Uko Ono has joined forces with the Australian Red Cross to pilot its first ‘Uke Squad’ with Cultural and Linguistic Diverse (CALD) families from Happy Hearts Playgroup and Migrant Parenting Program. Through a Coffs Harbour City Council Arts & Cultural Grant, Uko Ono will deliver weekly ukulele classes to up to 20 local families during school Term IV.
“This project is all about the joy of music for our families,” says Amanda Flack, Migrant Playgroup Facilitator at Red Cross. “It’s about sharing songs and stories. Through this sharing, we create a safe space to explore cultural identities, a sense of belonging to our community and JOY!"
Music has been used as a healing force for centuries, and music brings people together by reaching across barriers of language, age, nationality, status and culture.
Stephanie Ney, Director of Joy at Uko Ono says, “The ‘Uke Squad’ project will provide a means for people who may feel disconnected from society, whether it be by their health, their age, their economic situation or their ethnic background, to experience the feeling of connection, joy and value that comes from participating in music.”

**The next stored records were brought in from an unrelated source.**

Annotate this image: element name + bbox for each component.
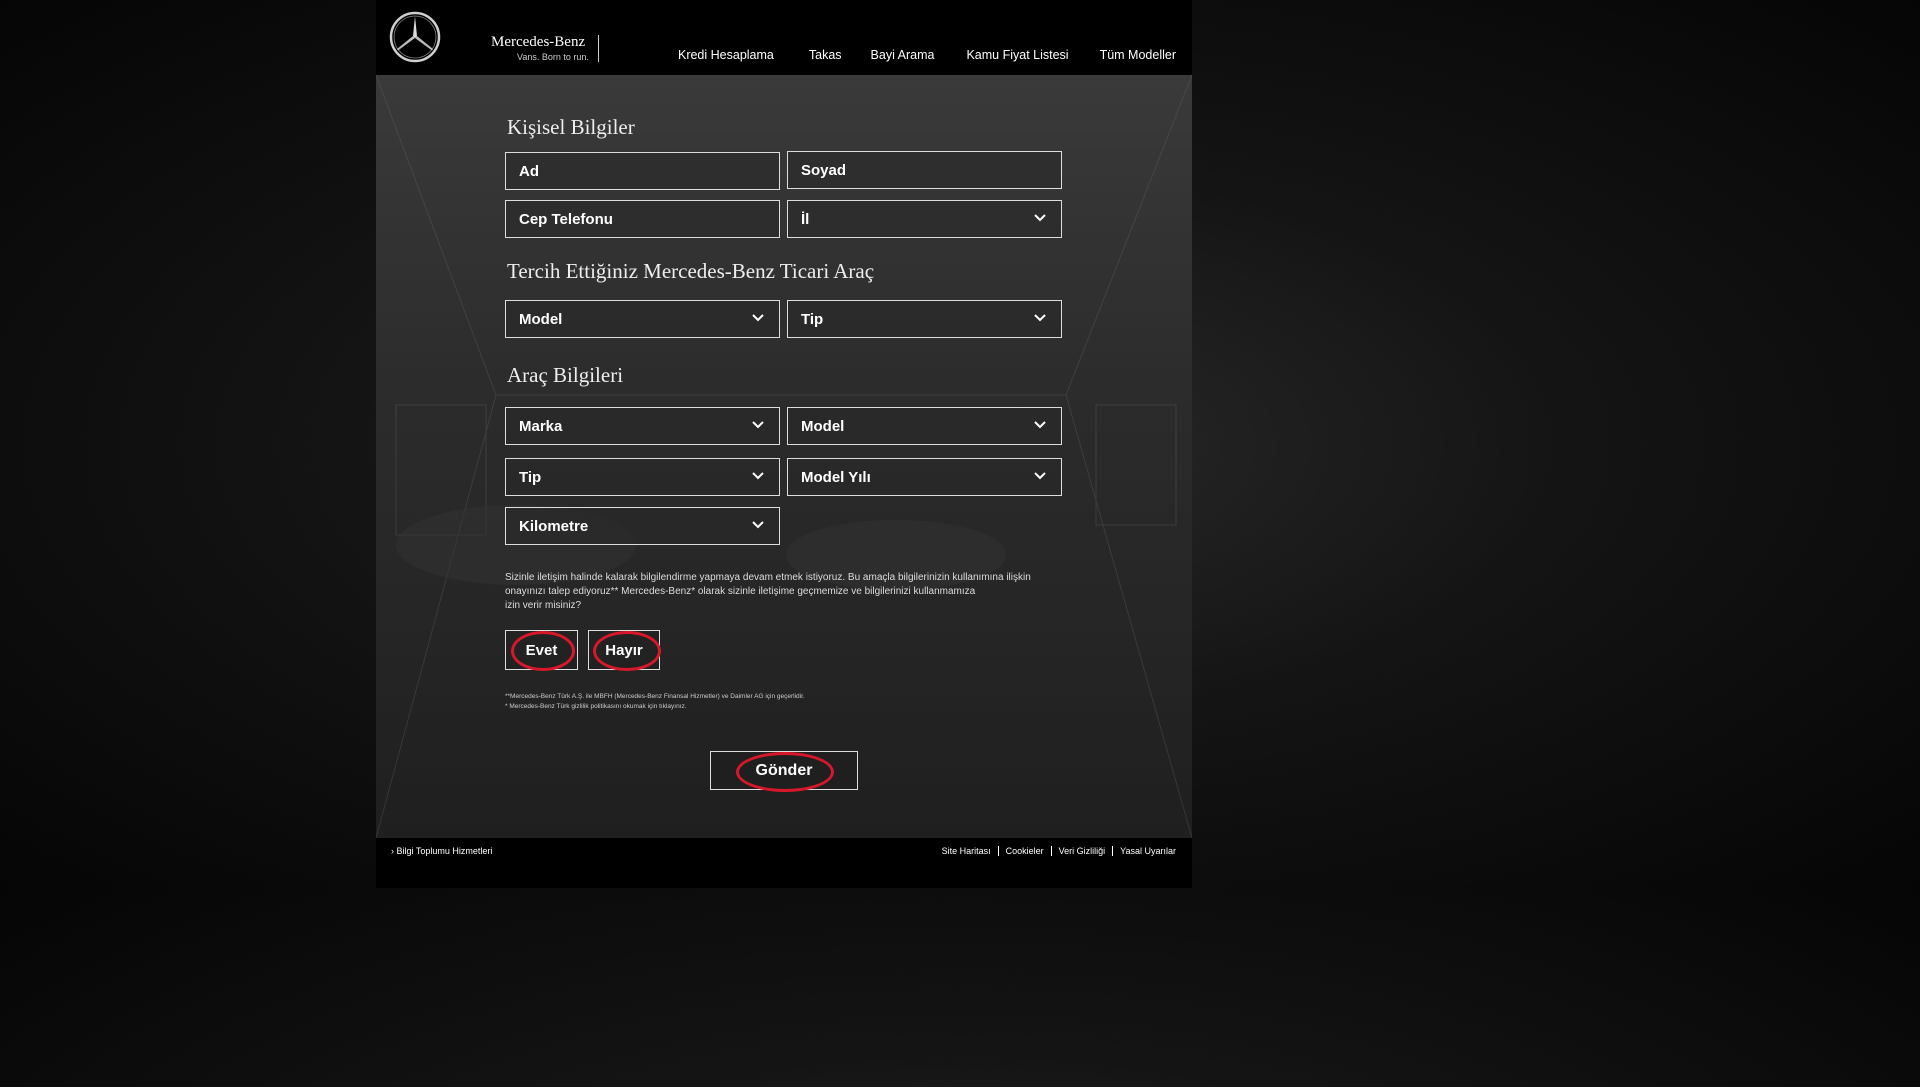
header: Mercedes-Benz Vans. Born to run. Kredi H… [376,0,1192,75]
vehicle-info-title: Araç Bilgileri [507,363,624,387]
privacy-policy-link[interactable]: * Mercedes-Benz Türk gizlilik politikası… [505,702,805,712]
preferred-model-label: Model [519,310,563,328]
vehicle-brand-label: Marka [519,417,563,435]
vehicle-brand-select[interactable]: Marka [505,407,780,445]
brand-tagline: Vans. Born to run. [517,52,589,62]
preferred-type-label: Tip [801,310,824,328]
preferred-vehicle-title: Tercih Ettiğiniz Mercedes-Benz Ticari Ar… [507,259,875,283]
last-name-placeholder: Soyad [801,161,847,179]
footer-link-legal[interactable]: Yasal Uyarılar [1120,846,1176,856]
preferred-model-select[interactable]: Model [505,300,780,338]
vehicle-model-label: Model [801,417,845,435]
garage-background [376,75,1192,838]
consent-yes-button[interactable]: Evet [505,630,578,670]
consent-line: Sizinle iletişim halinde kalarak bilgile… [505,572,1031,583]
city-placeholder: İl [801,210,810,228]
footer-links: Site Haritası Cookieler Veri Gizliliği Y… [942,846,1176,856]
vehicle-year-label: Model Yılı [801,468,871,486]
footer-separator [1050,846,1052,856]
form-area: Kişisel Bilgiler Ad Soyad Cep Telefonu İ… [376,75,1192,838]
footer-left-link[interactable]: › Bilgi Toplumu Hizmetleri [391,846,492,856]
fine-print-line: **Mercedes-Benz Türk A.Ş. ile MBFH (Merc… [505,693,805,700]
consent-line: onayınızı talep ediyoruz** Mercedes-Benz… [505,586,976,597]
vehicle-year-select[interactable]: Model Yılı [787,458,1062,496]
main-nav: Kredi Hesaplama Takas Bayi Arama Kamu Fi… [678,48,1176,62]
preferred-type-select[interactable]: Tip [787,300,1062,338]
chevron-down-icon [752,521,764,529]
consent-yes-label: Evet [525,641,558,659]
mercedes-star-logo[interactable] [389,11,441,63]
nav-tum-modeller[interactable]: Tüm Modeller [1100,48,1176,62]
vehicle-model-select[interactable]: Model [787,407,1062,445]
footer-separator [997,846,999,856]
chevron-down-icon [1034,314,1046,322]
consent-line: izin verir misiniz? [505,600,582,611]
submit-label: Gönder [755,761,813,779]
nav-kamu-fiyat-listesi[interactable]: Kamu Fiyat Listesi [966,48,1068,62]
vehicle-type-label: Tip [519,468,542,486]
personal-info-title: Kişisel Bilgiler [507,115,635,139]
consent-no-label: Hayır [605,641,643,659]
footer-link-privacy[interactable]: Veri Gizliliği [1059,846,1106,856]
consent-no-button[interactable]: Hayır [588,630,660,670]
last-name-field[interactable]: Soyad [787,151,1062,189]
submit-button[interactable]: Gönder [710,751,858,790]
footer-separator [1112,846,1114,856]
vehicle-km-label: Kilometre [519,517,589,535]
fine-print: **Mercedes-Benz Türk A.Ş. ile MBFH (Merc… [505,692,805,712]
footer-link-cookies[interactable]: Cookieler [1006,846,1044,856]
brand-divider [598,35,599,62]
consent-text: Sizinle iletişim halinde kalarak bilgile… [505,571,1065,613]
nav-kredi-hesaplama[interactable]: Kredi Hesaplama [678,48,774,62]
chevron-down-icon [752,421,764,429]
first-name-field[interactable]: Ad [505,152,780,190]
vehicle-km-select[interactable]: Kilometre [505,507,780,545]
footer-left-label: Bilgi Toplumu Hizmetleri [396,846,493,856]
vehicle-type-select[interactable]: Tip [505,458,780,496]
chevron-down-icon [1034,421,1046,429]
brand-name: Mercedes-Benz [491,34,586,50]
city-select[interactable]: İl [787,200,1062,238]
chevron-right-icon: › [391,846,394,856]
nav-takas[interactable]: Takas [809,48,842,62]
footer: › Bilgi Toplumu Hizmetleri Site Haritası… [376,838,1192,888]
nav-bayi-arama[interactable]: Bayi Arama [871,48,935,62]
chevron-down-icon [752,472,764,480]
first-name-placeholder: Ad [519,162,539,180]
phone-placeholder: Cep Telefonu [519,210,613,228]
chevron-down-icon [752,314,764,322]
chevron-down-icon [1034,214,1046,222]
page: Mercedes-Benz Vans. Born to run. Kredi H… [376,0,1192,888]
phone-field[interactable]: Cep Telefonu [505,200,780,238]
chevron-down-icon [1034,472,1046,480]
footer-link-site-map[interactable]: Site Haritası [942,846,991,856]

To add an extra dimension to this project, three local Aboriginal artists are painting ukuleles donated by Coffs Guitar Shop as a special ‘welcome’ gift to each of the families in the program. Celebrated artists Alison Williams from Yarrawarra Cultural Centre, Brentyn Lugnan and Danielle Burford are each decorating the ukuleles to connect the new families to our first culture.
For a small contribution of $40 to cover artist's costs, Uko Ono would like to invite readers to ‘sponsor’ one of these exquisite ukuleles for each family so that they can practice between sessions and keep the ukulele after the project has finished.
“I am so pleased to be involved in this project – it’s like the gift that keeps giving,” says artist Danielle Burford.